One problem I have with your solution is that you're assuming the micro instance and load balancer wont both die at the same time. With my experience with amazon I can tell you it's defiantly possible that this could happen, however unlikely, its possible that whatever causes your load balancer to die also takes down the micro instance.
Another potential problem is you also assume that you will always be able to start another replacement instance during downtime. This is simply not the case, take for example an outage amazon had in their us-east-1 region a few days ago. A power outage caused one of their zones to loose power. When they restored power and began to recover the instances their API's were not working properly because of the sheer load. During this time it took almost 1 hour before they were available. If an outage like this knocks out your load balancer and you're unable to start another you'll be down.
That being said. I find the ELB's provided by amazon are a better solution for me. I'm not sure what the reasoning is behind using HAProxy but I recommend investigating the ELB's as they will allow you to do things such as auto-scaling etc.
For each ELB you create amazon creates one load balancer in each zone that has an instance registered. These are still vulnerable to certain problems during severe outages at amazon like the one described above. For example during this downtime I could not add new instances to the load balancers but my current instances ( the ones not affected by the power outage ) were still serving requests.
UPDATE 2013-09-30
Recently we've changed our infrastructure to use a combination of ELB and HAProxy.

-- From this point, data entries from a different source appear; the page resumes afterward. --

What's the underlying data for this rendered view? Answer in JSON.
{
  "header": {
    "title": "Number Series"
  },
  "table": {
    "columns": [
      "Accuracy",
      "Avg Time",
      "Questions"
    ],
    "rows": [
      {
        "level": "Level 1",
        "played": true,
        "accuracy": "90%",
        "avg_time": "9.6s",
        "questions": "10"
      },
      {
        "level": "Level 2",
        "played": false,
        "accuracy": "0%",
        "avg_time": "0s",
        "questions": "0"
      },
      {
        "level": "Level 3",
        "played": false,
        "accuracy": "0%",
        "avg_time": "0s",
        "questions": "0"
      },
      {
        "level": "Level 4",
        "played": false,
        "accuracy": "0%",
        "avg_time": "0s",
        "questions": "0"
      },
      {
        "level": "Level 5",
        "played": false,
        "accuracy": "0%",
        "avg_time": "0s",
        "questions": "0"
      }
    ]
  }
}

I find that ELB gives the best availability but the fact that it uses DNS load balancing doesn't work well for my application. So our setup is ELB in front of a 2 node HAProxy cluster. Using this tool HAProxyCloud I created for AWS I can easily add auto scaling groups to the HAProxy servers.
I know this is a little old, but the solution you suggest is overcomplicated, there's a much simpler method that does exactly what you're trying to accomplish...
Just put your HAProxy machine, with your custom AMI in an auto-scaling group with a minimum AND maximum of 1 instance. That way when your instance goes down the ASG will bring it right back up, EIP and all. No external monitoring necessary, same if not faster response to downed instances.